Estadio de Costorbe
- Location: Irun, Spain
- Owner: Racing Club de Irún
- Surface: Grass

Construction
- Opened: 1910
- Closed: 1926

= Estadio de Costorbe =

Football stadium in Irun, Spain

Costorbe Stadium (Estadio de Costorbe in Spanish) was the football stadium of Racing Club de Irún later Real Unión, a main team in Spanish football before the Second World War. Real Unión was formed in 1915 following the merger of Irún Sporting Club and Racing Club de Irún.

==History==
Both Irún Sporting Club and Racing Club de Irún had relatively advanced homes. Irún Sporting played at the Estadio de Amute, which was situated just to the north of town in the village of Hondarribia, not far from the current site of Irun's airport.
Racing Club de Irún, played at the Campo de Fútbol de Costorbe, which was located on the present day Avenida de Iparralde, around 150m west of Real Unión's present home.

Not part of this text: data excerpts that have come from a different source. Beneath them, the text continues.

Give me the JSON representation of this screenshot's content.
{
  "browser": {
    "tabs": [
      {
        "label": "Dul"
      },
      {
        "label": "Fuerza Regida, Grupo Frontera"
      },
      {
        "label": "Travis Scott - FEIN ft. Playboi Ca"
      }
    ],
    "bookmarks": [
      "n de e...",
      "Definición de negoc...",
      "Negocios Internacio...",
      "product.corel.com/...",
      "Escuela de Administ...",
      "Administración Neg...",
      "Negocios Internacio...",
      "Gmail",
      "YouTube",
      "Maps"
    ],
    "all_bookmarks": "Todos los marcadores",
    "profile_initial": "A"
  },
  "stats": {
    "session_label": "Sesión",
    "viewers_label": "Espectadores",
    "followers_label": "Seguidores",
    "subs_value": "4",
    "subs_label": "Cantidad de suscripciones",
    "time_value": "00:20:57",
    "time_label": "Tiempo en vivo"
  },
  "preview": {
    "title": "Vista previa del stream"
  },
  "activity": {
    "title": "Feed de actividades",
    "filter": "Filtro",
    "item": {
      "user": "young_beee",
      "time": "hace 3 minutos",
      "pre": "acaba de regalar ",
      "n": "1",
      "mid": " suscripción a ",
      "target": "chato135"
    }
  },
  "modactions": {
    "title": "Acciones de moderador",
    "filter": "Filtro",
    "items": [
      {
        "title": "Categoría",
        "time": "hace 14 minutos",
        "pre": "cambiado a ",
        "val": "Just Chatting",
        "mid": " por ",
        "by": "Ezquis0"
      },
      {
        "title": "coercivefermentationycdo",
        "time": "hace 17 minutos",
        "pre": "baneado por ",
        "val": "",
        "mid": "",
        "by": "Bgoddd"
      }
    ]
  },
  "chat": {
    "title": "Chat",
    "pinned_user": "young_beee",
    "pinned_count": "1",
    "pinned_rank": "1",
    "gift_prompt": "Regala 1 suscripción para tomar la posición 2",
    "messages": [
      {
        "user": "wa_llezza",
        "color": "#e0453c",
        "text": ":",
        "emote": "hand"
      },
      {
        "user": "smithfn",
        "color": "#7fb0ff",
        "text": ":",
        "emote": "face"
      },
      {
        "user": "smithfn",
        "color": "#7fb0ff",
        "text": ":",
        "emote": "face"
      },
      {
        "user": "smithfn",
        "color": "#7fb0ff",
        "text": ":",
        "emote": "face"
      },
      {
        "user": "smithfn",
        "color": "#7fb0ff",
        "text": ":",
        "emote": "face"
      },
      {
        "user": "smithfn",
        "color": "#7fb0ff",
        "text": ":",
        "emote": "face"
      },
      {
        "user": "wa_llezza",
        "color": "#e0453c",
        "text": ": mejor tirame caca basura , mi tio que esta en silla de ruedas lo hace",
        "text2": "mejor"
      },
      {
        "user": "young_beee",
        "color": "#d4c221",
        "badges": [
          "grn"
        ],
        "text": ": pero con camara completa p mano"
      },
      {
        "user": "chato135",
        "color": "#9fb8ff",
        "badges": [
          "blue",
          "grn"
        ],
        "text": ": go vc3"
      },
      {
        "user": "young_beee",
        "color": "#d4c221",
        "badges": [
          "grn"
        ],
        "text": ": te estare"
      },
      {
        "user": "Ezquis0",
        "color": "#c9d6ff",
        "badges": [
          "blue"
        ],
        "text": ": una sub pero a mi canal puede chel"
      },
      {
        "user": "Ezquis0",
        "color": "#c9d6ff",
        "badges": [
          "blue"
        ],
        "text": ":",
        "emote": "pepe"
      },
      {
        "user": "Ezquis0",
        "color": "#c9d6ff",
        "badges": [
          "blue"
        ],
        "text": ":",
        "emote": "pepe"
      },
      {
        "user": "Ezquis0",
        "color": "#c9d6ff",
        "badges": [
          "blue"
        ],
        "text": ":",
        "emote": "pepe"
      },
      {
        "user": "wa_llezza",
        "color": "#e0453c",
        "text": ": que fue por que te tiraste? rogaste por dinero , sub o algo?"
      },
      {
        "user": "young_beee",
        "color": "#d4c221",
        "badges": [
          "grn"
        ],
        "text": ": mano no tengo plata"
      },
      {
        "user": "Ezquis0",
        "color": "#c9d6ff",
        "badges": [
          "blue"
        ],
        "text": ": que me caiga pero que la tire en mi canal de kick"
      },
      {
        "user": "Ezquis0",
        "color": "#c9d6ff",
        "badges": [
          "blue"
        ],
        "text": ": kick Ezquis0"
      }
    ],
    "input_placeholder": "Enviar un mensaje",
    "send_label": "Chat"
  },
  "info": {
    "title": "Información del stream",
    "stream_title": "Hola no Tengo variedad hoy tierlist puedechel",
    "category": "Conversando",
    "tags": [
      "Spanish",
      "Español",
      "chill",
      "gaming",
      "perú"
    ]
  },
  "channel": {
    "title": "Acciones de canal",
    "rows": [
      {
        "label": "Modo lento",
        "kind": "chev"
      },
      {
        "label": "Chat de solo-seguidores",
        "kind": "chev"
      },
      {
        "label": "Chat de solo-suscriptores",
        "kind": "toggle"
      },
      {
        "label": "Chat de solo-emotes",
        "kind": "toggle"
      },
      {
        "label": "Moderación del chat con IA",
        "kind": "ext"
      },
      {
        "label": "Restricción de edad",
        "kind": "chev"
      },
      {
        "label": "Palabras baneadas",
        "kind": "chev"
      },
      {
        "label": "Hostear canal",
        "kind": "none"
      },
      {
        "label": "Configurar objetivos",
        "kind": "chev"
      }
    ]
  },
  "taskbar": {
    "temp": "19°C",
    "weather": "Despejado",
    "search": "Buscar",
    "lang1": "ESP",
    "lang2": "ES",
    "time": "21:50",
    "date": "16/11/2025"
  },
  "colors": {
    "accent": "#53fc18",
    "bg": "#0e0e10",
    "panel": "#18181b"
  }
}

Racing Club de Irún won the 1913 FEF Copa del Rey Final, beating Athletic Bilbao 1–0 in a replay after the first match was drawn 2-2. (Real Unión include this victory in their trophy haul).

The Campo Costorbe also had the honour of hosting the 1914 Copa del Rey Final when Athletic Bilbao defeated FC Espanya de Barcelona with 2–1.
Upon forming, Real Unión used Irún Sporting's Campo de Amute.